Le journaliste et rédacteur en chef de l'émission Un jour, un destin sur France 2 a beaucoup échangé avec David, le frère jumeau de Renaud. [(C) N.Cailleaud pour Direct Matin]

Absent depuis six ans, Renaud serait en train de préparer un nouvel album. Dans l'ouvrage «Renaud, Paradis perdu» (Fayard) à paraître le 23 novembre, le journaliste Erwan L'Eléouet a retracé le parcours de cet artiste fragile et désabusé par la vie. Interview.

Pourquoi avoir consacré cet ouvrage à Renaud ?

Je voulais comprendre pourquoi ce chanteur qui a été si populaire et si aimé par des milliers de Français a décidé de se retirer complètement de la scène. Son dernier album, Molly Malone, composé de reprises de ballades irlandaises, remonte à 2009. Depuis, les fans sont sans nouvelles de lui. Pour écrire ce livre, je me suis beaucoup documenté, et j'ai passé des heures à interroger les proches de ce chanteur et poète à la fois attachant et tourmenté. C’est un personnage fascinant.

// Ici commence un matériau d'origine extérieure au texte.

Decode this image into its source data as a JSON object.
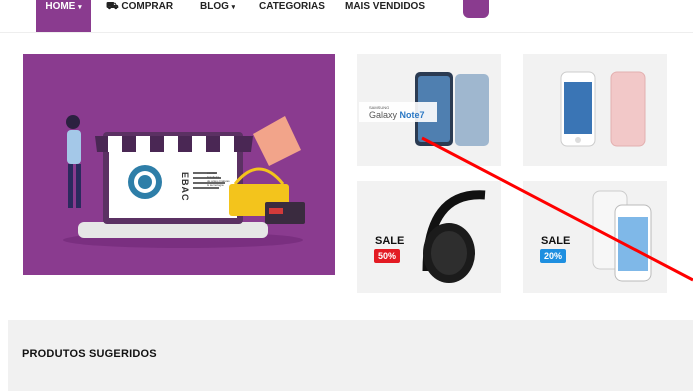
{
  "nav": {
    "home": "HOME",
    "buy": "COMPRAR",
    "blog": "BLOG",
    "categories": "CATEGORIAS",
    "best_sellers": "MAIS VENDIDOS"
  },
  "tiles": {
    "note7": {
      "brand": "SAMSUNG",
      "name_part1": "Galaxy ",
      "name_part2": "Note7"
    },
    "sale1": {
      "sale": "SALE",
      "badge": "50%",
      "badge_color": "#e31b23"
    },
    "sale2": {
      "sale": "SALE",
      "badge": "20%",
      "badge_color": "#1e8fe0"
    }
  },
  "hero": {
    "brand_lines": [
      "escola",
      "brasileira",
      "de artes criativas",
      "& tecnologia"
    ],
    "logo_letters": "EBAC"
  },
  "section": {
    "suggested_title": "PRODUTOS SUGERIDOS"
  },
  "colors": {
    "brand_purple": "#8a3b8f",
    "annotation_red": "#ff0000"
  }
}
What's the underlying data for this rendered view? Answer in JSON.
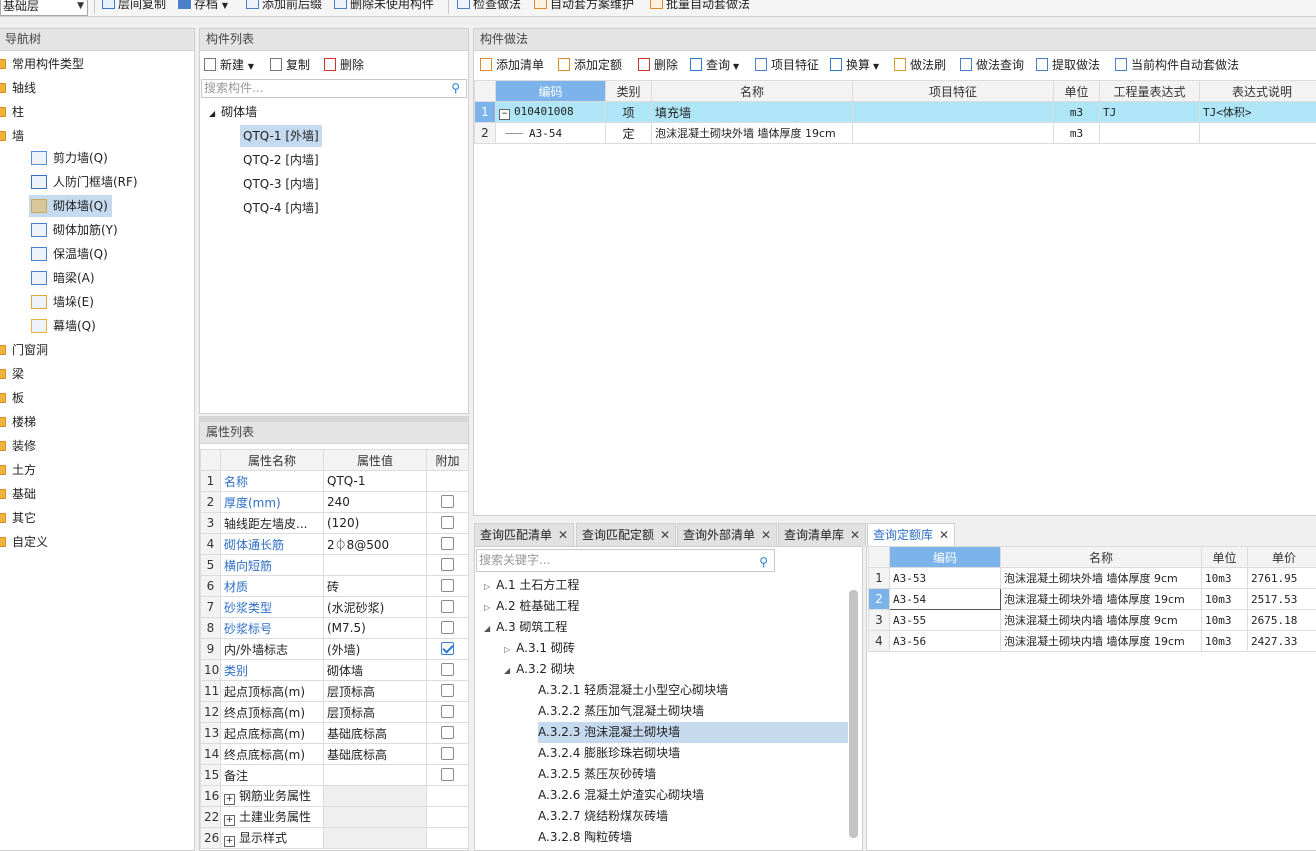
{
  "toolbar": {
    "floor_select": "基础层",
    "items": [
      {
        "label": "层间复制"
      },
      {
        "label": "存档"
      },
      {
        "label": "添加前后缀"
      },
      {
        "label": "删除未使用构件"
      },
      {
        "label": "检查做法"
      },
      {
        "label": "自动套方案维护"
      },
      {
        "label": "批量自动套做法"
      }
    ]
  },
  "nav": {
    "title": "导航树",
    "items": [
      "常用构件类型",
      "轴线",
      "柱",
      "墙"
    ],
    "wall_children": [
      "剪力墙(Q)",
      "人防门框墙(RF)",
      "砌体墙(Q)",
      "砌体加筋(Y)",
      "保温墙(Q)",
      "暗梁(A)",
      "墙垛(E)",
      "幕墙(Q)"
    ],
    "rest": [
      "门窗洞",
      "梁",
      "板",
      "楼梯",
      "装修",
      "土方",
      "基础",
      "其它",
      "自定义"
    ]
  },
  "complist": {
    "title": "构件列表",
    "new_label": "新建",
    "copy_label": "复制",
    "delete_label": "删除",
    "search_placeholder": "搜索构件...",
    "root": "砌体墙",
    "items": [
      "QTQ-1 [外墙]",
      "QTQ-2 [内墙]",
      "QTQ-3 [内墙]",
      "QTQ-4 [内墙]"
    ]
  },
  "props": {
    "title": "属性列表",
    "headers": [
      "属性名称",
      "属性值",
      "附加"
    ],
    "rows": [
      {
        "n": "1",
        "name": "名称",
        "value": "QTQ-1",
        "blue": true,
        "chk": "none"
      },
      {
        "n": "2",
        "name": "厚度(mm)",
        "value": "240",
        "blue": true,
        "chk": "off"
      },
      {
        "n": "3",
        "name": "轴线距左墙皮...",
        "value": "(120)",
        "blue": false,
        "chk": "off"
      },
      {
        "n": "4",
        "name": "砌体通长筋",
        "value": "2⏀8@500",
        "blue": true,
        "chk": "off"
      },
      {
        "n": "5",
        "name": "横向短筋",
        "value": "",
        "blue": true,
        "chk": "off"
      },
      {
        "n": "6",
        "name": "材质",
        "value": "砖",
        "blue": true,
        "chk": "off"
      },
      {
        "n": "7",
        "name": "砂浆类型",
        "value": "(水泥砂浆)",
        "blue": true,
        "chk": "off"
      },
      {
        "n": "8",
        "name": "砂浆标号",
        "value": "(M7.5)",
        "blue": true,
        "chk": "off"
      },
      {
        "n": "9",
        "name": "内/外墙标志",
        "value": "(外墙)",
        "blue": false,
        "chk": "on"
      },
      {
        "n": "10",
        "name": "类别",
        "value": "砌体墙",
        "blue": true,
        "chk": "off"
      },
      {
        "n": "11",
        "name": "起点顶标高(m)",
        "value": "层顶标高",
        "blue": false,
        "chk": "off"
      },
      {
        "n": "12",
        "name": "终点顶标高(m)",
        "value": "层顶标高",
        "blue": false,
        "chk": "off"
      },
      {
        "n": "13",
        "name": "起点底标高(m)",
        "value": "基础底标高",
        "blue": false,
        "chk": "off"
      },
      {
        "n": "14",
        "name": "终点底标高(m)",
        "value": "基础底标高",
        "blue": false,
        "chk": "off"
      },
      {
        "n": "15",
        "name": "备注",
        "value": "",
        "blue": false,
        "chk": "off"
      },
      {
        "n": "16",
        "name": "钢筋业务属性",
        "value": "",
        "blue": false,
        "chk": "group"
      },
      {
        "n": "22",
        "name": "土建业务属性",
        "value": "",
        "blue": false,
        "chk": "group"
      },
      {
        "n": "26",
        "name": "显示样式",
        "value": "",
        "blue": false,
        "chk": "group"
      }
    ]
  },
  "method": {
    "title": "构件做法",
    "toolbar": [
      "添加清单",
      "添加定额",
      "删除",
      "查询",
      "项目特征",
      "换算",
      "做法刷",
      "做法查询",
      "提取做法",
      "当前构件自动套做法"
    ],
    "headers": [
      "编码",
      "类别",
      "名称",
      "项目特征",
      "单位",
      "工程量表达式",
      "表达式说明"
    ],
    "rows": [
      {
        "n": "1",
        "code": "010401008",
        "type": "项",
        "name": "填充墙",
        "feature": "",
        "unit": "m3",
        "expr": "TJ",
        "desc": "TJ<体积>"
      },
      {
        "n": "2",
        "code": "A3-54",
        "type": "定",
        "name": "泡沫混凝土砌块外墙 墙体厚度 19cm",
        "feature": "",
        "unit": "m3",
        "expr": "",
        "desc": ""
      }
    ]
  },
  "tabs": [
    {
      "label": "查询匹配清单"
    },
    {
      "label": "查询匹配定额"
    },
    {
      "label": "查询外部清单"
    },
    {
      "label": "查询清单库"
    },
    {
      "label": "查询定额库"
    }
  ],
  "query": {
    "search_placeholder": "搜索关键字...",
    "tree": [
      {
        "label": "A.1 土石方工程",
        "arrow": "▷"
      },
      {
        "label": "A.2 桩基础工程",
        "arrow": "▷"
      },
      {
        "label": "A.3 砌筑工程",
        "arrow": "◢"
      },
      {
        "label": "A.3.1 砌砖",
        "arrow": "▷"
      },
      {
        "label": "A.3.2 砌块",
        "arrow": "◢"
      },
      {
        "label": "A.3.2.1 轻质混凝土小型空心砌块墙",
        "arrow": ""
      },
      {
        "label": "A.3.2.2 蒸压加气混凝土砌块墙",
        "arrow": ""
      },
      {
        "label": "A.3.2.3 泡沫混凝土砌块墙",
        "arrow": ""
      },
      {
        "label": "A.3.2.4 膨胀珍珠岩砌块墙",
        "arrow": ""
      },
      {
        "label": "A.3.2.5 蒸压灰砂砖墙",
        "arrow": ""
      },
      {
        "label": "A.3.2.6 混凝土炉渣实心砌块墙",
        "arrow": ""
      },
      {
        "label": "A.3.2.7 烧结粉煤灰砖墙",
        "arrow": ""
      },
      {
        "label": "A.3.2.8 陶粒砖墙",
        "arrow": ""
      }
    ],
    "headers": [
      "编码",
      "名称",
      "单位",
      "单价"
    ],
    "rows": [
      {
        "n": "1",
        "code": "A3-53",
        "name": "泡沫混凝土砌块外墙 墙体厚度 9cm",
        "unit": "10m3",
        "price": "2761.95"
      },
      {
        "n": "2",
        "code": "A3-54",
        "name": "泡沫混凝土砌块外墙 墙体厚度 19cm",
        "unit": "10m3",
        "price": "2517.53"
      },
      {
        "n": "3",
        "code": "A3-55",
        "name": "泡沫混凝土砌块内墙 墙体厚度 9cm",
        "unit": "10m3",
        "price": "2675.18"
      },
      {
        "n": "4",
        "code": "A3-56",
        "name": "泡沫混凝土砌块内墙 墙体厚度 19cm",
        "unit": "10m3",
        "price": "2427.33"
      }
    ]
  }
}
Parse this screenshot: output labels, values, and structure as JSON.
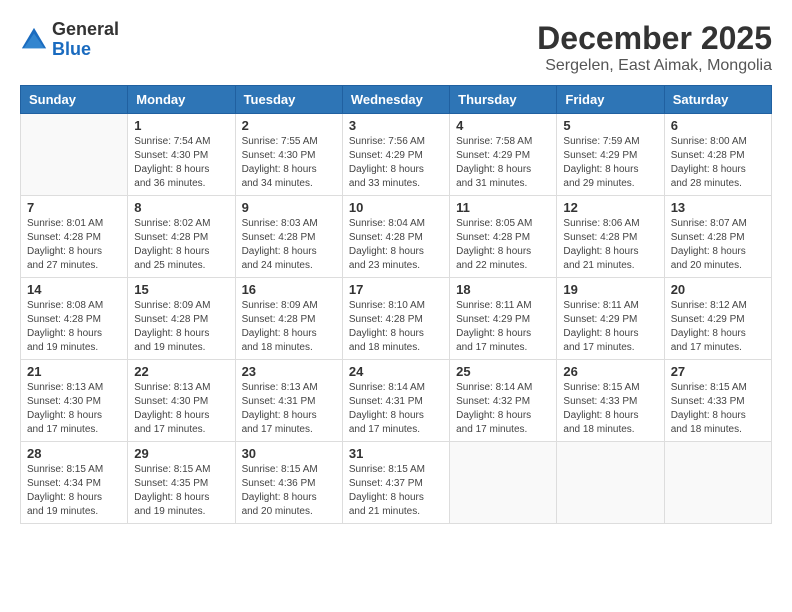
{
  "header": {
    "logo_general": "General",
    "logo_blue": "Blue",
    "month_title": "December 2025",
    "subtitle": "Sergelen, East Aimak, Mongolia"
  },
  "weekdays": [
    "Sunday",
    "Monday",
    "Tuesday",
    "Wednesday",
    "Thursday",
    "Friday",
    "Saturday"
  ],
  "weeks": [
    [
      {
        "day": "",
        "sunrise": "",
        "sunset": "",
        "daylight": ""
      },
      {
        "day": "1",
        "sunrise": "Sunrise: 7:54 AM",
        "sunset": "Sunset: 4:30 PM",
        "daylight": "Daylight: 8 hours and 36 minutes."
      },
      {
        "day": "2",
        "sunrise": "Sunrise: 7:55 AM",
        "sunset": "Sunset: 4:30 PM",
        "daylight": "Daylight: 8 hours and 34 minutes."
      },
      {
        "day": "3",
        "sunrise": "Sunrise: 7:56 AM",
        "sunset": "Sunset: 4:29 PM",
        "daylight": "Daylight: 8 hours and 33 minutes."
      },
      {
        "day": "4",
        "sunrise": "Sunrise: 7:58 AM",
        "sunset": "Sunset: 4:29 PM",
        "daylight": "Daylight: 8 hours and 31 minutes."
      },
      {
        "day": "5",
        "sunrise": "Sunrise: 7:59 AM",
        "sunset": "Sunset: 4:29 PM",
        "daylight": "Daylight: 8 hours and 29 minutes."
      },
      {
        "day": "6",
        "sunrise": "Sunrise: 8:00 AM",
        "sunset": "Sunset: 4:28 PM",
        "daylight": "Daylight: 8 hours and 28 minutes."
      }
    ],
    [
      {
        "day": "7",
        "sunrise": "Sunrise: 8:01 AM",
        "sunset": "Sunset: 4:28 PM",
        "daylight": "Daylight: 8 hours and 27 minutes."
      },
      {
        "day": "8",
        "sunrise": "Sunrise: 8:02 AM",
        "sunset": "Sunset: 4:28 PM",
        "daylight": "Daylight: 8 hours and 25 minutes."
      },
      {
        "day": "9",
        "sunrise": "Sunrise: 8:03 AM",
        "sunset": "Sunset: 4:28 PM",
        "daylight": "Daylight: 8 hours and 24 minutes."
      },
      {
        "day": "10",
        "sunrise": "Sunrise: 8:04 AM",
        "sunset": "Sunset: 4:28 PM",
        "daylight": "Daylight: 8 hours and 23 minutes."
      },
      {
        "day": "11",
        "sunrise": "Sunrise: 8:05 AM",
        "sunset": "Sunset: 4:28 PM",
        "daylight": "Daylight: 8 hours and 22 minutes."
      },
      {
        "day": "12",
        "sunrise": "Sunrise: 8:06 AM",
        "sunset": "Sunset: 4:28 PM",
        "daylight": "Daylight: 8 hours and 21 minutes."
      },
      {
        "day": "13",
        "sunrise": "Sunrise: 8:07 AM",
        "sunset": "Sunset: 4:28 PM",
        "daylight": "Daylight: 8 hours and 20 minutes."
      }
    ],
    [
      {
        "day": "14",
        "sunrise": "Sunrise: 8:08 AM",
        "sunset": "Sunset: 4:28 PM",
        "daylight": "Daylight: 8 hours and 19 minutes."
      },
      {
        "day": "15",
        "sunrise": "Sunrise: 8:09 AM",
        "sunset": "Sunset: 4:28 PM",
        "daylight": "Daylight: 8 hours and 19 minutes."
      },
      {
        "day": "16",
        "sunrise": "Sunrise: 8:09 AM",
        "sunset": "Sunset: 4:28 PM",
        "daylight": "Daylight: 8 hours and 18 minutes."
      },
      {
        "day": "17",
        "sunrise": "Sunrise: 8:10 AM",
        "sunset": "Sunset: 4:28 PM",
        "daylight": "Daylight: 8 hours and 18 minutes."
      },
      {
        "day": "18",
        "sunrise": "Sunrise: 8:11 AM",
        "sunset": "Sunset: 4:29 PM",
        "daylight": "Daylight: 8 hours and 17 minutes."
      },
      {
        "day": "19",
        "sunrise": "Sunrise: 8:11 AM",
        "sunset": "Sunset: 4:29 PM",
        "daylight": "Daylight: 8 hours and 17 minutes."
      },
      {
        "day": "20",
        "sunrise": "Sunrise: 8:12 AM",
        "sunset": "Sunset: 4:29 PM",
        "daylight": "Daylight: 8 hours and 17 minutes."
      }
    ],
    [
      {
        "day": "21",
        "sunrise": "Sunrise: 8:13 AM",
        "sunset": "Sunset: 4:30 PM",
        "daylight": "Daylight: 8 hours and 17 minutes."
      },
      {
        "day": "22",
        "sunrise": "Sunrise: 8:13 AM",
        "sunset": "Sunset: 4:30 PM",
        "daylight": "Daylight: 8 hours and 17 minutes."
      },
      {
        "day": "23",
        "sunrise": "Sunrise: 8:13 AM",
        "sunset": "Sunset: 4:31 PM",
        "daylight": "Daylight: 8 hours and 17 minutes."
      },
      {
        "day": "24",
        "sunrise": "Sunrise: 8:14 AM",
        "sunset": "Sunset: 4:31 PM",
        "daylight": "Daylight: 8 hours and 17 minutes."
      },
      {
        "day": "25",
        "sunrise": "Sunrise: 8:14 AM",
        "sunset": "Sunset: 4:32 PM",
        "daylight": "Daylight: 8 hours and 17 minutes."
      },
      {
        "day": "26",
        "sunrise": "Sunrise: 8:15 AM",
        "sunset": "Sunset: 4:33 PM",
        "daylight": "Daylight: 8 hours and 18 minutes."
      },
      {
        "day": "27",
        "sunrise": "Sunrise: 8:15 AM",
        "sunset": "Sunset: 4:33 PM",
        "daylight": "Daylight: 8 hours and 18 minutes."
      }
    ],
    [
      {
        "day": "28",
        "sunrise": "Sunrise: 8:15 AM",
        "sunset": "Sunset: 4:34 PM",
        "daylight": "Daylight: 8 hours and 19 minutes."
      },
      {
        "day": "29",
        "sunrise": "Sunrise: 8:15 AM",
        "sunset": "Sunset: 4:35 PM",
        "daylight": "Daylight: 8 hours and 19 minutes."
      },
      {
        "day": "30",
        "sunrise": "Sunrise: 8:15 AM",
        "sunset": "Sunset: 4:36 PM",
        "daylight": "Daylight: 8 hours and 20 minutes."
      },
      {
        "day": "31",
        "sunrise": "Sunrise: 8:15 AM",
        "sunset": "Sunset: 4:37 PM",
        "daylight": "Daylight: 8 hours and 21 minutes."
      },
      {
        "day": "",
        "sunrise": "",
        "sunset": "",
        "daylight": ""
      },
      {
        "day": "",
        "sunrise": "",
        "sunset": "",
        "daylight": ""
      },
      {
        "day": "",
        "sunrise": "",
        "sunset": "",
        "daylight": ""
      }
    ]
  ]
}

Son parcours l’est tout autant…

Il a en effet suivi différentes époques, alternant les moments d’euphorie et de dépression. Cet écorché vif a commencé à chanter au milieu des années 1970, sous la présidence de Valéry Giscard d’Estaing. Il a ensuite accompagné la génération mitterrandienne dans les années 1980. Il est devenu le porte-drapeau de la jeunesse de l’après-68 qui avait envie de prendre le pouvoir et d’insuffler un vent de nouveauté et de liberté dans la société.

Il acquiert très tôt eu une conscience politique. Quels rapports entretenait-il avec le président François Mitterrand ?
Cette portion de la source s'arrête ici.